Summary: We examined the effectiveness of coordinators’ interventions to prevent secondary fractures in patients with fragility fractures. These coordinator-based interventions improved bone density assessment implementation and treatment rates, and enhanced treatment persistence rates in the early stages following fractures.
Introduction: This study aimed to determine the efficiency of coordinator-based osteoporosis intervention in fragility fracture patients during a 2-year period.
Methods: A prospective intervention randomized control study was conducted at seven medical facilities from January 2015 to March 2017. Postmenopausal women and men over 50 years old with fragility fractures were randomly divided into the coordinator intervention (LI; 70 patients) and without intervention (non-LI; 71 patients) groups. The osteoporosis treatment rate, osteoporosis treatment persistence rate, fall rate, fracture incidence rate, and bone density measurement rate 3 months, 6 months, 1 year, and 2 years after registration were compared between the two groups. Non-parametric tests were used to analyze data at each inspection period.

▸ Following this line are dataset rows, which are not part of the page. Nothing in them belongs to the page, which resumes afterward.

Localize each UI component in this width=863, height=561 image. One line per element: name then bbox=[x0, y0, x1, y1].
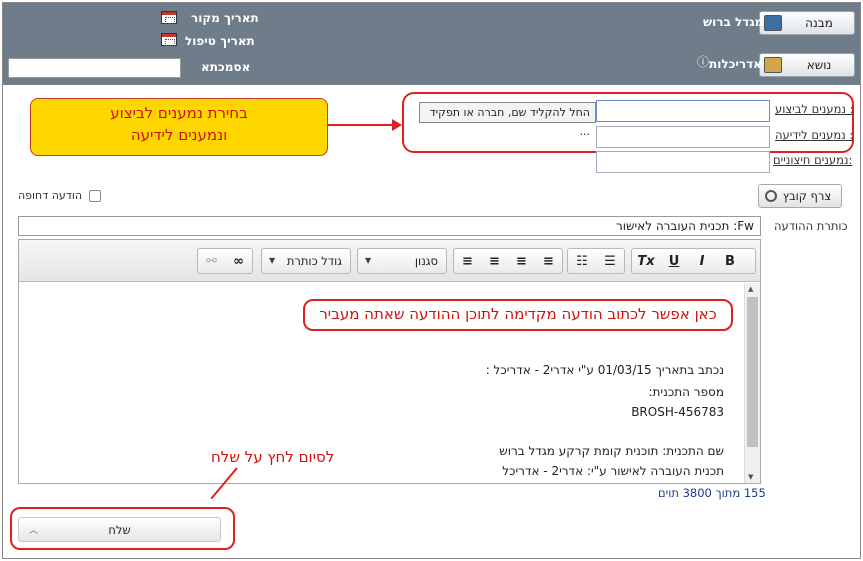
subject-value: אדריכלות bbox=[709, 57, 762, 71]
body-line: נכתב בתאריך 01/03/15 ע"י אדרי2 - אדריכל … bbox=[485, 363, 724, 377]
align-left-icon[interactable]: ≡ bbox=[535, 249, 562, 273]
chevron-down-icon: ▼ bbox=[365, 256, 372, 265]
calendar-icon[interactable] bbox=[161, 11, 177, 24]
arrow-head-icon bbox=[392, 119, 402, 131]
attach-file-button[interactable]: צרף קובץ bbox=[758, 184, 842, 208]
building-icon bbox=[764, 15, 782, 31]
urgent-label: הודעה דחופה bbox=[18, 189, 83, 202]
bold-button[interactable]: B bbox=[716, 249, 744, 273]
subject-button[interactable]: נושא bbox=[759, 53, 855, 77]
reference-input[interactable] bbox=[8, 58, 181, 78]
callout-line1: בחירת נמענים לביצוע bbox=[110, 104, 248, 122]
subject-label: כותרת ההודעה bbox=[774, 219, 848, 233]
structure-value: מגדל ברוש bbox=[703, 15, 764, 29]
chevron-up-icon: ︿ bbox=[29, 526, 39, 536]
external-recipients-label: נמענים חיצוניים: bbox=[773, 153, 853, 167]
recipients-callout: בחירת נמענים לביצוע ונמענים לידיעה bbox=[30, 98, 328, 156]
link-icon[interactable]: ∞ bbox=[225, 249, 252, 273]
send-note: לסיום לחץ על שלח bbox=[211, 448, 335, 466]
bulleted-list-icon[interactable]: ☷ bbox=[568, 249, 596, 273]
numbered-list-icon[interactable]: ☰ bbox=[596, 249, 624, 273]
scroll-up-icon[interactable]: ▲ bbox=[748, 285, 753, 293]
editor-scrollbar[interactable]: ▲ ▼ bbox=[744, 283, 760, 483]
link-group: ⚯ ∞ bbox=[197, 248, 253, 274]
chevron-down-icon: ▼ bbox=[269, 256, 276, 265]
reference-label: אסמכתא bbox=[201, 60, 251, 74]
style-combo[interactable]: ▼ סגנון bbox=[357, 248, 447, 274]
info-icon[interactable]: ⓘ bbox=[697, 53, 709, 70]
unlink-icon[interactable]: ⚯ bbox=[198, 249, 225, 273]
paperclip-icon bbox=[762, 187, 780, 205]
to-recipients-label: נמענים לביצוע : bbox=[775, 102, 854, 116]
cc-recipients-input[interactable] bbox=[596, 126, 770, 148]
body-line: תכנית העוברה לאישור ע"י: אדרי2 - אדריכל bbox=[502, 464, 724, 478]
scroll-down-icon[interactable]: ▼ bbox=[748, 473, 753, 481]
to-recipients-input[interactable] bbox=[596, 100, 770, 122]
source-date-label: תאריך מקור bbox=[191, 11, 259, 25]
urgent-checkbox[interactable] bbox=[89, 190, 101, 202]
recipient-picker[interactable]: החל להקליד שם, חברה או תפקיד ... bbox=[419, 102, 596, 138]
body-line: BROSH-456783 bbox=[631, 405, 724, 419]
subject-icon bbox=[764, 57, 782, 73]
callout-arrow bbox=[328, 124, 400, 126]
scrollbar-thumb[interactable] bbox=[747, 297, 758, 447]
body-line: שם התכנית: תוכנית קומת קרקע מגדל ברוש bbox=[499, 444, 724, 458]
list-group: ☷ ☰ bbox=[567, 248, 625, 274]
align-justify-icon[interactable]: ≡ bbox=[454, 249, 481, 273]
align-group: ≡ ≡ ≡ ≡ bbox=[453, 248, 563, 274]
align-right-icon[interactable]: ≡ bbox=[481, 249, 508, 273]
cc-recipients-label: נמענים לידיעה : bbox=[775, 128, 854, 142]
callout-line2: ונמענים לידיעה bbox=[130, 126, 228, 144]
underline-button[interactable]: U bbox=[660, 249, 688, 273]
structure-button[interactable]: מבנה bbox=[759, 11, 855, 35]
calendar-icon[interactable] bbox=[161, 33, 177, 46]
header-panel: מבנה מגדל ברוש נושא אדריכלות ⓘ תאריך מקו… bbox=[3, 3, 860, 85]
char-counter: 155 מתוך 3800 תוים bbox=[658, 486, 766, 500]
editor-toolbar: Tx U I B ☷ ☰ ≡ ≡ ≡ ≡ ▼ סגנון ▼ גודל כותר… bbox=[19, 240, 760, 282]
handling-date-label: תאריך טיפול bbox=[185, 34, 255, 48]
preface-note: כאן אפשר לכתוב הודעה מקדימה לתוכן ההודעה… bbox=[303, 299, 733, 331]
send-button[interactable]: ︿ שלח bbox=[18, 517, 221, 542]
align-center-icon[interactable]: ≡ bbox=[508, 249, 535, 273]
clear-format-button[interactable]: Tx bbox=[632, 249, 660, 273]
font-size-combo[interactable]: ▼ גודל כותרת bbox=[261, 248, 351, 274]
italic-button[interactable]: I bbox=[688, 249, 716, 273]
format-group: Tx U I B bbox=[631, 248, 756, 274]
subject-input[interactable]: Fw: תכנית העוברה לאישור bbox=[18, 216, 761, 236]
message-editor: Tx U I B ☷ ☰ ≡ ≡ ≡ ≡ ▼ סגנון ▼ גודל כותר… bbox=[18, 239, 761, 484]
body-line: מספר התכנית: bbox=[648, 385, 724, 399]
external-recipients-input[interactable] bbox=[596, 151, 770, 173]
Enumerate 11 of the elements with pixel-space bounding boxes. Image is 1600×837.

Results: The osteoporosis treatment initiation rate was significantly higher in the LI group than in the non-LI group (85.7% vs. 71.8%; p = 0.04). The LI group had significantly higher bone density assessment implementation rates than the non-LI group at the time of registration (90.0% vs. 69.0%; p = 0.00) and 6 months after registration (50.0% vs. 29.6%; p = 0.01), but not 1 or 2 years after registration. In addition, no significant differences in fall or fracture incidence rates were found between the two groups.
Conclusion: The coordinator-based interventions for fragility fractures improved bone density assessment implementation and treatment rates and enhanced treatment persistence rates in the early stages following bone fractures. The findings suggest that liaison intervention may help both fracture and osteoporosis physicians for the evaluation of osteoporosis and initiation and continuation of osteoporosis medication.